In [1]:
%load_ext autoreload
%autoreload 2
%matplotlib inline

In [2]:
import project_path

In [3]:
import glob
import os

from pathlib import Path
from itertools import product

import numpy as np
import pandas as pd

import matplotlib.pyplot as plt
import matplotlib.patches as patches

from src.plotting import make_result_heatmap, add_lines

In [4]:
pd.read_csv('../experiments.csv')

Unnamed: 0,id,Type of experiment
0,0,Local experiments
1,1590579968,SBM
2,1590672352,SBM test nb cuts
3,1590679038,SBM 20 cuts keep 80%
4,1590585263,Mindsets (old)
5,1590663805,Mindsets
6,1590669671,Mindsets better resolution
7,1590676940,Mindsets better resolution 100-50%
8,1590680669,Mindsets better resolution 80%
9,1590686580,Mindsets 0->40 questions


In [9]:
experiment_id = '1590579968'

In [10]:
path_in = Path(f'../output/{experiment_id}').resolve()
path_temp = Path(f'/tmp/{experiment_id}.csv').resolve()
path_out = Path(f'../plots/{experiment_id}').resolve()
path_out.mkdir(parents=True, exist_ok=True)

In [11]:
is_first_file = True
with open(path_temp,"wb") as output_file:
    for subdir, dirs, files in os.walk(path_in):
        for file in files:
            input_path = f'{subdir}/{file}'
            if is_first_file:
                is_first_file = False
                with open(input_path, "rb") as input_file:
                    output_file.write(input_file.read())
            else:
                with open(input_path, "rb") as input_file:
                    next(input_file)
                    output_file.write(input_file.read())

In [12]:
full_df = pd.read_csv(path_temp, index_col=0).reset_index(drop=True)
full_df = full_df.rename(columns={'lb_f': 'Lower bound', 'nb_cuts': 'Number of cuts'})
full_df['q'].unique()

array([0.51, 0.78, 0.64, 0.69, 0.37, 0.09, 0.87, 0.46, 0.55, 0.32, 0.14,
       0.23, 0.05, 0.18, 0.92, 0.6 , 0.28, 0.74, 0.83, 0.41])

# SBM

### Plot SBM for 2 blocks with theoretical bounds id = 1590679038

In [36]:
block_size = 100
xs = np.arange(1, 21)
i = (np.log(block_size) / block_size * np.arange(1, 21)).round(2)

idx = np.arange(len(xs))
mask = np.zeros((len(xs), len(xs)), dtype=bool)

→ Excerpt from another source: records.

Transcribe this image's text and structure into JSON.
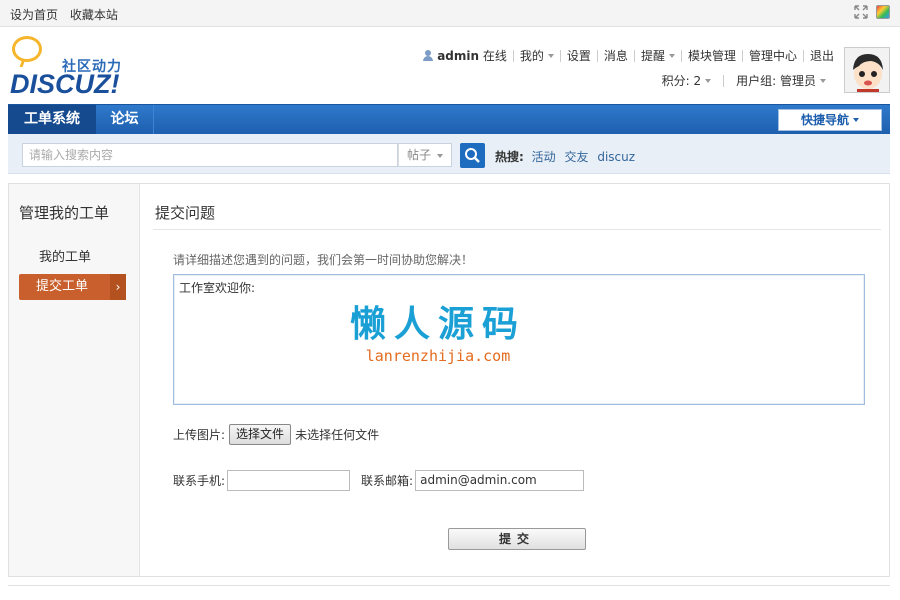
{
  "topbar": {
    "set_homepage": "设为首页",
    "bookmark": "收藏本站"
  },
  "logo": {
    "slogan": "社区动力",
    "brand": "DISCUZ!"
  },
  "usernav": {
    "username": "admin",
    "online": "在线",
    "mine": "我的",
    "settings": "设置",
    "messages": "消息",
    "reminders": "提醒",
    "module_manage": "模块管理",
    "admin_center": "管理中心",
    "logout": "退出"
  },
  "userinfo": {
    "points": "积分: 2",
    "group": "用户组: 管理员"
  },
  "navbar": {
    "tab_ticket": "工单系统",
    "tab_forum": "论坛",
    "quicknav": "快捷导航"
  },
  "search": {
    "placeholder": "请输入搜索内容",
    "type": "帖子",
    "hot_label": "热搜:",
    "hot_words": [
      "活动",
      "交友",
      "discuz"
    ]
  },
  "sidebar": {
    "title": "管理我的工单",
    "my_tickets": "我的工单",
    "submit_ticket": "提交工单",
    "arrow": "›"
  },
  "content": {
    "title": "提交问题",
    "hint": "请详细描述您遇到的问题，我们会第一时间协助您解决！",
    "editor_text": "工作室欢迎你:",
    "watermark_cn": "懒人源码",
    "watermark_en": "lanrenzhijia.com",
    "upload_label": "上传图片:",
    "file_button": "选择文件",
    "file_status": "未选择任何文件",
    "phone_label": "联系手机:",
    "phone_value": "",
    "email_label": "联系邮箱:",
    "email_value": "admin@admin.com",
    "submit": "提交"
  },
  "colors": {
    "nav_blue": "#1e5fae",
    "active_orange": "#c85f2c",
    "watermark_blue": "#1ba0d6",
    "watermark_orange": "#e46b1f"
  }
}
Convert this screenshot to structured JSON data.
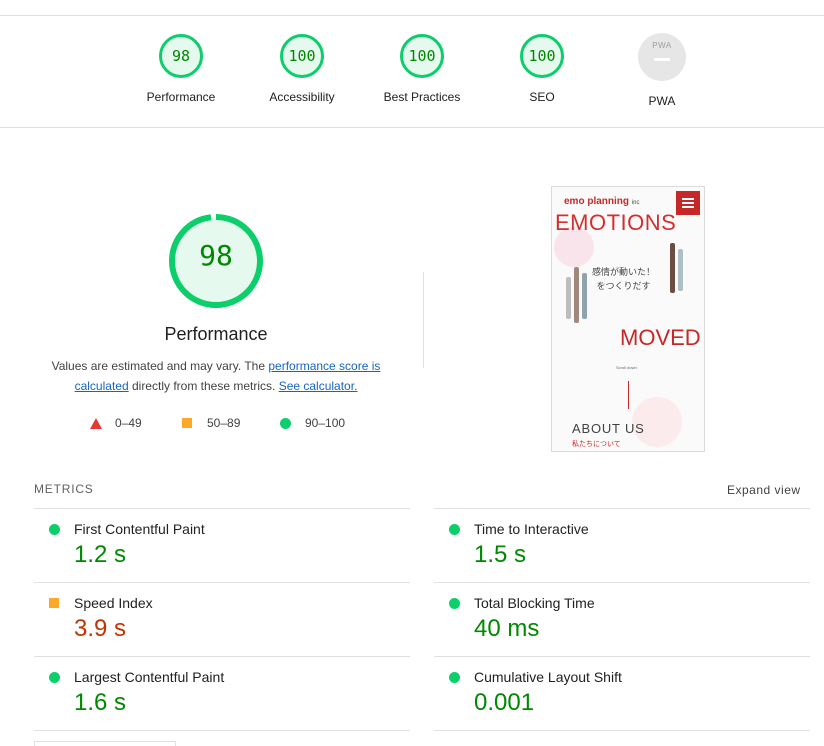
{
  "categories": [
    {
      "score": "98",
      "label": "Performance"
    },
    {
      "score": "100",
      "label": "Accessibility"
    },
    {
      "score": "100",
      "label": "Best Practices"
    },
    {
      "score": "100",
      "label": "SEO"
    }
  ],
  "pwa": {
    "label": "PWA",
    "badge_text": "PWA"
  },
  "performance": {
    "score": "98",
    "score_fraction": 0.98,
    "title": "Performance",
    "desc_pre": "Values are estimated and may vary. The ",
    "desc_link1": "performance score is calculated",
    "desc_mid": " directly from these metrics. ",
    "desc_link2": "See calculator."
  },
  "legend": {
    "fail": "0–49",
    "average": "50–89",
    "pass": "90–100"
  },
  "screenshot": {
    "logo_brand": "emo",
    "logo_rest": " planning",
    "logo_suffix": "inc",
    "headline1": "EMOTIONS",
    "jp_line1": "感情が動いた！",
    "jp_line2": "をつくりだす",
    "headline2": "MOVED",
    "small_text": "Scroll down",
    "about": "ABOUT US",
    "about_jp": "私たちについて"
  },
  "metrics": {
    "title": "METRICS",
    "expand": "Expand view",
    "items": [
      {
        "label": "First Contentful Paint",
        "value": "1.2 s",
        "status": "pass"
      },
      {
        "label": "Time to Interactive",
        "value": "1.5 s",
        "status": "pass"
      },
      {
        "label": "Speed Index",
        "value": "3.9 s",
        "status": "average"
      },
      {
        "label": "Total Blocking Time",
        "value": "40 ms",
        "status": "pass"
      },
      {
        "label": "Largest Contentful Paint",
        "value": "1.6 s",
        "status": "pass"
      },
      {
        "label": "Cumulative Layout Shift",
        "value": "0.001",
        "status": "pass"
      }
    ]
  },
  "colors": {
    "pass": "#0cce6b",
    "average": "#ffa726",
    "fail": "#e53935",
    "pass_text": "#008800",
    "average_text": "#c33300"
  }
}
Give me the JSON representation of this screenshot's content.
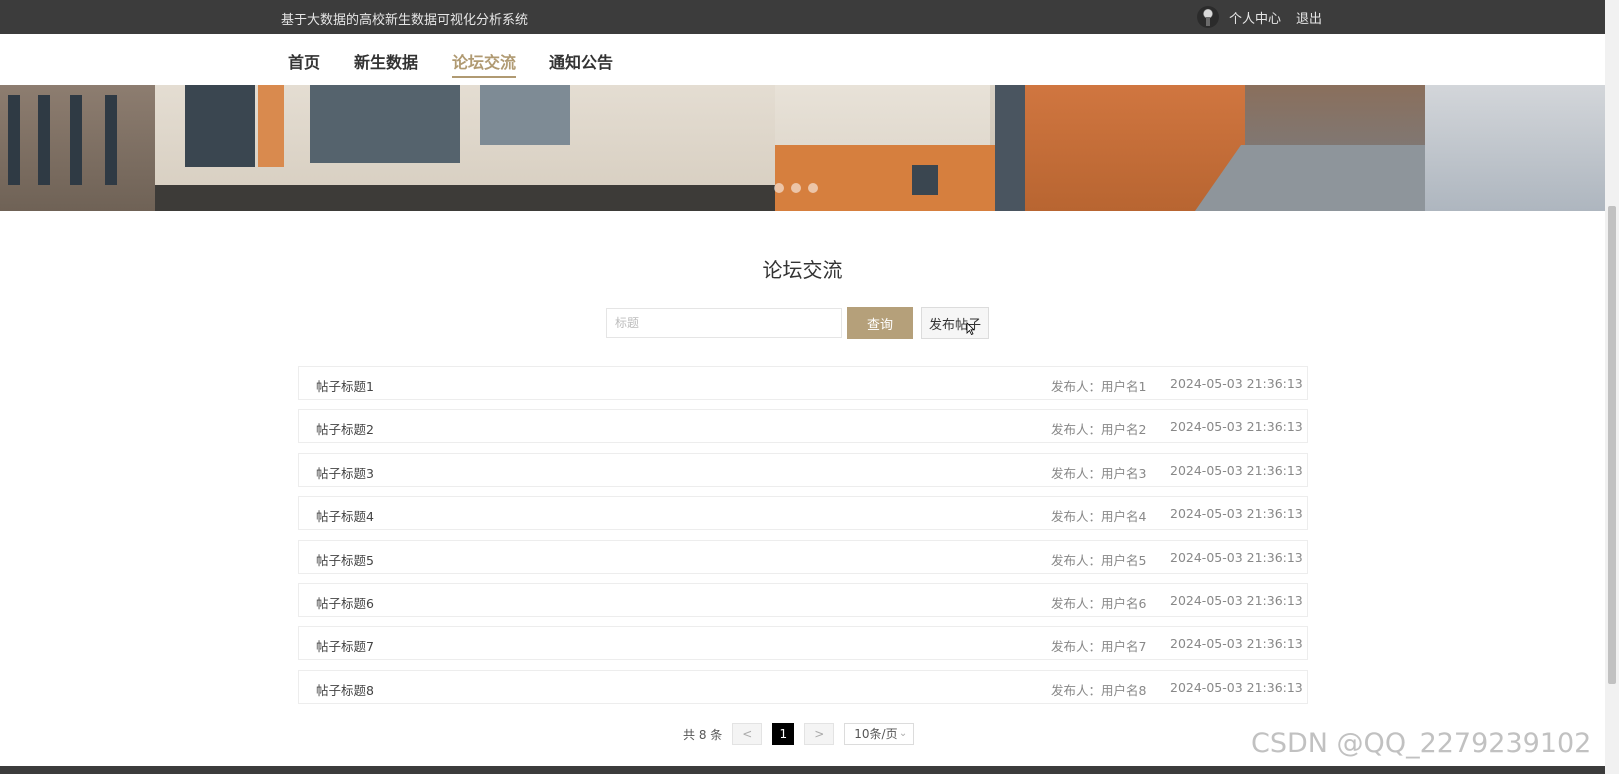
{
  "topbar": {
    "site_title": "基于大数据的高校新生数据可视化分析系统",
    "profile_label": "个人中心",
    "logout_label": "退出"
  },
  "nav": {
    "items": [
      {
        "label": "首页"
      },
      {
        "label": "新生数据"
      },
      {
        "label": "论坛交流",
        "active": true
      },
      {
        "label": "通知公告"
      }
    ]
  },
  "page": {
    "heading": "论坛交流",
    "search_placeholder": "标题",
    "query_label": "查询",
    "post_label": "发布帖子"
  },
  "posts": [
    {
      "title": "帖子标题1",
      "author": "发布人：用户名1",
      "time": "2024-05-03 21:36:13"
    },
    {
      "title": "帖子标题2",
      "author": "发布人：用户名2",
      "time": "2024-05-03 21:36:13"
    },
    {
      "title": "帖子标题3",
      "author": "发布人：用户名3",
      "time": "2024-05-03 21:36:13"
    },
    {
      "title": "帖子标题4",
      "author": "发布人：用户名4",
      "time": "2024-05-03 21:36:13"
    },
    {
      "title": "帖子标题5",
      "author": "发布人：用户名5",
      "time": "2024-05-03 21:36:13"
    },
    {
      "title": "帖子标题6",
      "author": "发布人：用户名6",
      "time": "2024-05-03 21:36:13"
    },
    {
      "title": "帖子标题7",
      "author": "发布人：用户名7",
      "time": "2024-05-03 21:36:13"
    },
    {
      "title": "帖子标题8",
      "author": "发布人：用户名8",
      "time": "2024-05-03 21:36:13"
    }
  ],
  "pagination": {
    "total": "共 8 条",
    "prev": "<",
    "current": "1",
    "next": ">",
    "page_size": "10条/页"
  },
  "watermark": "CSDN @QQ_2279239102",
  "colors": {
    "accent": "#b5a07a",
    "topbar": "#3c3c3c"
  }
}
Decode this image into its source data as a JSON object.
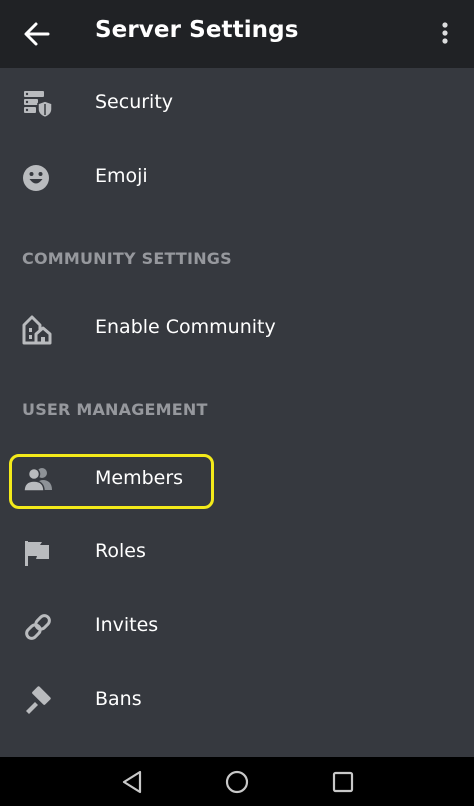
{
  "header": {
    "title": "Server Settings",
    "back_icon": "arrow-left-icon",
    "menu_icon": "more-vertical-icon"
  },
  "items_top": [
    {
      "label": "Security",
      "icon": "shield-list-icon"
    },
    {
      "label": "Emoji",
      "icon": "smiley-icon"
    }
  ],
  "community": {
    "heading": "COMMUNITY SETTINGS",
    "items": [
      {
        "label": "Enable Community",
        "icon": "community-houses-icon"
      }
    ]
  },
  "user_management": {
    "heading": "USER MANAGEMENT",
    "items": [
      {
        "label": "Members",
        "icon": "people-icon",
        "highlighted": true
      },
      {
        "label": "Roles",
        "icon": "flag-icon"
      },
      {
        "label": "Invites",
        "icon": "link-icon"
      },
      {
        "label": "Bans",
        "icon": "hammer-icon"
      }
    ]
  },
  "colors": {
    "background": "#36393f",
    "header": "#202225",
    "highlight": "#f3ea1a",
    "section_heading": "#96989d"
  },
  "system_nav": [
    "back-triangle-icon",
    "home-circle-icon",
    "recents-square-icon"
  ]
}
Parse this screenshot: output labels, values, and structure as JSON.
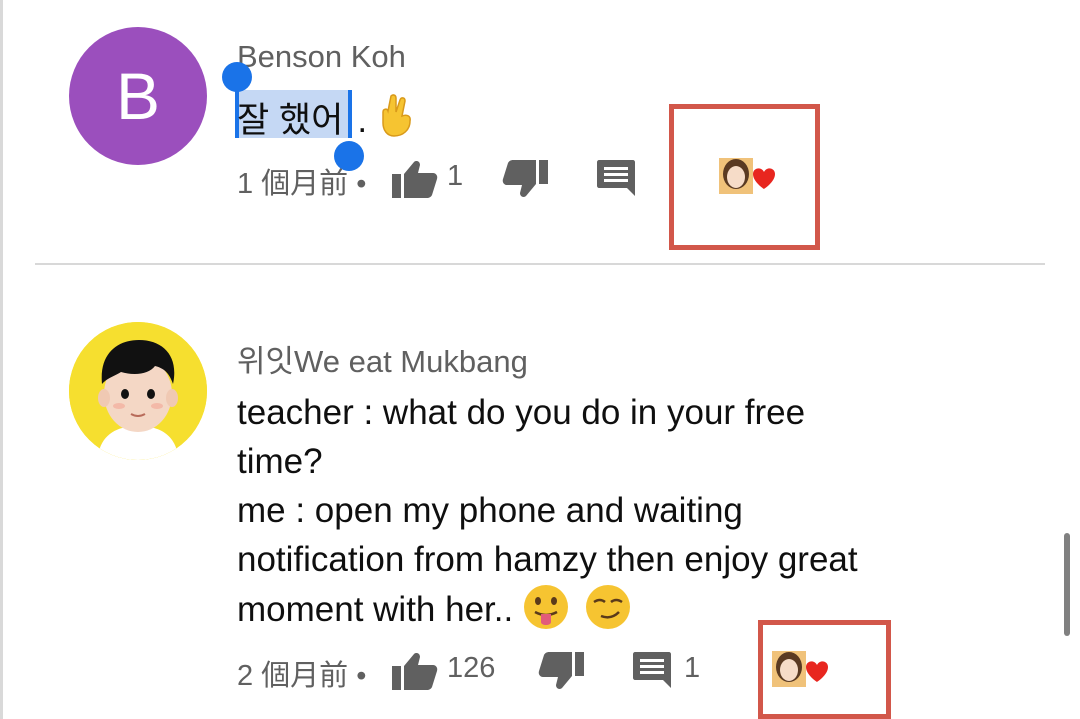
{
  "comments": [
    {
      "avatar_letter": "B",
      "author": "Benson Koh",
      "text_selected": "잘 했어",
      "text_rest": ".",
      "time": "1 個月前",
      "bullet": "•",
      "likes": "1",
      "replies": ""
    },
    {
      "author": "위잇We eat Mukbang",
      "text_lines": [
        "teacher : what do you do in your free",
        "time?",
        "me : open my phone and waiting",
        "notification from hamzy then enjoy great",
        "moment with her.."
      ],
      "time": "2 個月前",
      "bullet": "•",
      "likes": "126",
      "replies": "1"
    }
  ],
  "icons": {
    "like": "thumbs-up-icon",
    "dislike": "thumbs-down-icon",
    "reply": "reply-comment-icon",
    "creator_heart": "creator-heart-icon"
  },
  "colors": {
    "avatar_b": "#9b4fbd",
    "avatar_w_bg": "#f6df2f",
    "selection": "#c5d8f4",
    "selection_handle": "#1a73e8",
    "highlight_box": "#d2574a",
    "heart": "#e8261f",
    "meta_text": "#606060"
  }
}
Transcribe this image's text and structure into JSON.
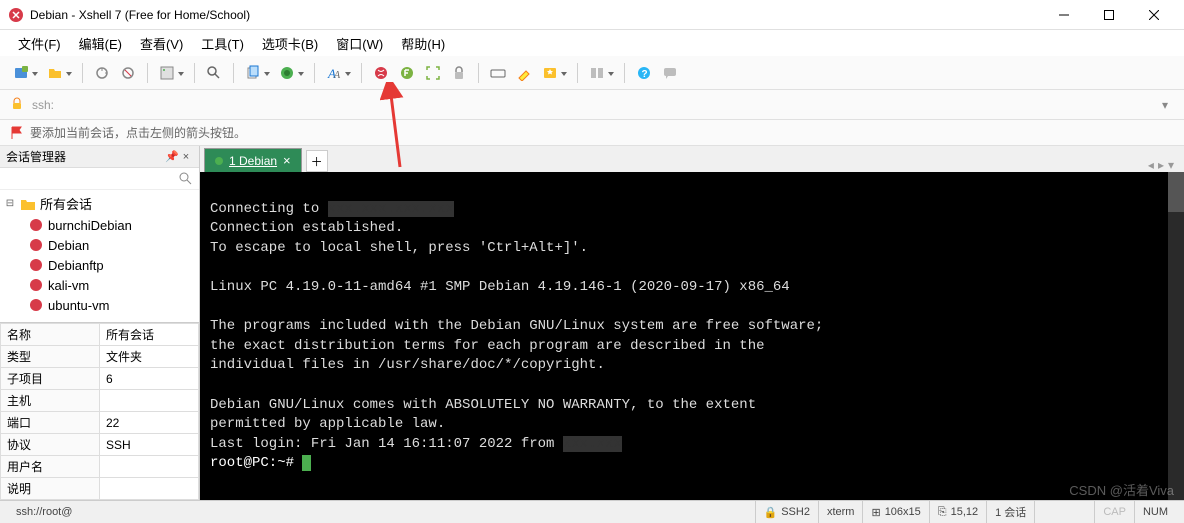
{
  "window": {
    "title": "Debian - Xshell 7 (Free for Home/School)"
  },
  "menu": {
    "file": "文件(F)",
    "edit": "编辑(E)",
    "view": "查看(V)",
    "tools": "工具(T)",
    "tabs": "选项卡(B)",
    "window": "窗口(W)",
    "help": "帮助(H)"
  },
  "address": {
    "prefix": "ssh:"
  },
  "infobar": {
    "text": "要添加当前会话，点击左侧的箭头按钮。"
  },
  "sidebar": {
    "title": "会话管理器",
    "root": "所有会话",
    "items": [
      "burnchiDebian",
      "Debian",
      "Debianftp",
      "kali-vm",
      "ubuntu-vm"
    ]
  },
  "props": {
    "rows": [
      [
        "名称",
        "所有会话"
      ],
      [
        "类型",
        "文件夹"
      ],
      [
        "子项目",
        "6"
      ],
      [
        "主机",
        ""
      ],
      [
        "端口",
        "22"
      ],
      [
        "协议",
        "SSH"
      ],
      [
        "用户名",
        ""
      ],
      [
        "说明",
        ""
      ]
    ]
  },
  "tabs": {
    "active": "1 Debian"
  },
  "terminal": {
    "lines": [
      "Connecting to ",
      "Connection established.",
      "To escape to local shell, press 'Ctrl+Alt+]'.",
      "",
      "Linux PC 4.19.0-11-amd64 #1 SMP Debian 4.19.146-1 (2020-09-17) x86_64",
      "",
      "The programs included with the Debian GNU/Linux system are free software;",
      "the exact distribution terms for each program are described in the",
      "individual files in /usr/share/doc/*/copyright.",
      "",
      "Debian GNU/Linux comes with ABSOLUTELY NO WARRANTY, to the extent",
      "permitted by applicable law.",
      "Last login: Fri Jan 14 16:11:07 2022 from ",
      "root@PC:~# "
    ]
  },
  "status": {
    "path": "ssh://root@",
    "ssh": "SSH2",
    "term": "xterm",
    "size": "106x15",
    "pos": "15,12",
    "sessions": "1 会话",
    "caps": "CAP",
    "num": "NUM"
  },
  "watermark": "CSDN @活着Viva"
}
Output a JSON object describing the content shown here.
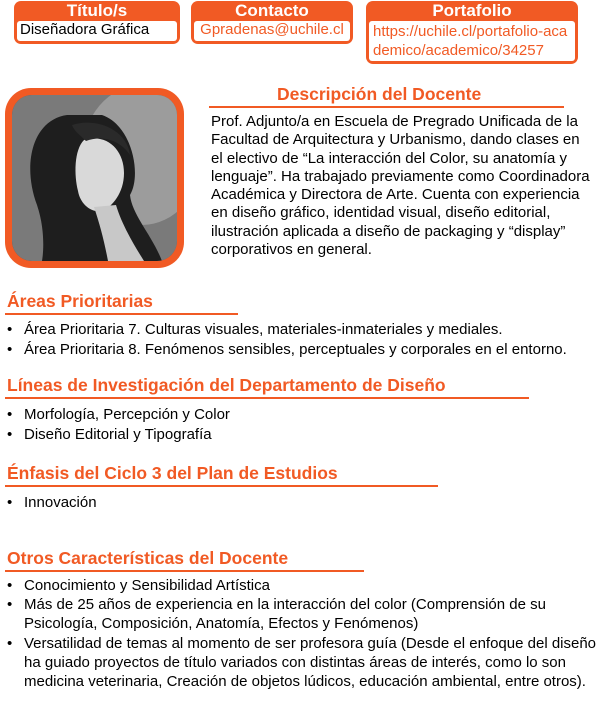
{
  "header": {
    "titulo": {
      "label": "Título/s",
      "value": "Diseñadora Gráfica"
    },
    "contacto": {
      "label": "Contacto",
      "value": "Gpradenas@uchile.cl"
    },
    "portafolio": {
      "label": "Portafolio",
      "value": "https://uchile.cl/portafolio-academico/academico/34257"
    }
  },
  "descripcion": {
    "title": "Descripción del Docente",
    "text": "Prof. Adjunto/a en Escuela de Pregrado Unificada de la Facultad de Arquitectura y Urbanismo, dando clases en el electivo de “La interacción del Color, su anatomía y lenguaje”. Ha trabajado previamente como Coordinadora Académica y Directora de Arte. Cuenta con experiencia en diseño gráfico, identidad visual, diseño editorial, ilustración aplicada a diseño de packaging y “display” corporativos en general."
  },
  "areas": {
    "title": "Áreas Prioritarias",
    "items": [
      "Área Prioritaria 7. Culturas visuales, materiales-inmateriales y mediales.",
      "Área Prioritaria 8. Fenómenos sensibles, perceptuales y corporales en el entorno."
    ]
  },
  "lineas": {
    "title": "Líneas de Investigación del Departamento de Diseño",
    "items": [
      "Morfología, Percepción y Color",
      "Diseño Editorial y Tipografía"
    ]
  },
  "enfasis": {
    "title": "Énfasis del Ciclo 3 del Plan de Estudios",
    "items": [
      "Innovación"
    ]
  },
  "otros": {
    "title": "Otros Características del Docente",
    "items": [
      "Conocimiento y Sensibilidad Artística",
      "Más de 25 años de experiencia en la interacción del color (Comprensión de su Psicología, Composición, Anatomía, Efectos y Fenómenos)",
      "Versatilidad de temas al momento de ser profesora guía (Desde el enfoque del diseño ha guiado proyectos de título variados con distintas áreas de interés, como lo son medicina veterinaria, Creación de objetos lúdicos, educación ambiental, entre otros)."
    ]
  },
  "colors": {
    "accent": "#f15a24"
  }
}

for a, b in product(xs, xs):
    mask[a-1, b-1] = ~(i[a-1] < 2*i[b-1])
theory_df = pd.DataFrame(mask, columns=i, index=i).T.sort_index(ascending=False).sort_index(axis=1, ascending=True)
values_theory = theory_df.to_numpy()
mask[:, 4]

array([False, False, False, False, False, False, False, False, False,
        True,  True,  True,  True,  True,  True,  True,  True,  True,
        True,  True])

In [30]:
if experiment_id == '1590579968':
    experiments = [x for _, x in full_df.groupby(['Lower bound'])]
    for experiment in experiments:

        fig, ax = plt.subplots(figsize=(15, 10))

        name = f"SBM_bound_theory_lb_f_{experiment['Lower bound'].iloc[0]}"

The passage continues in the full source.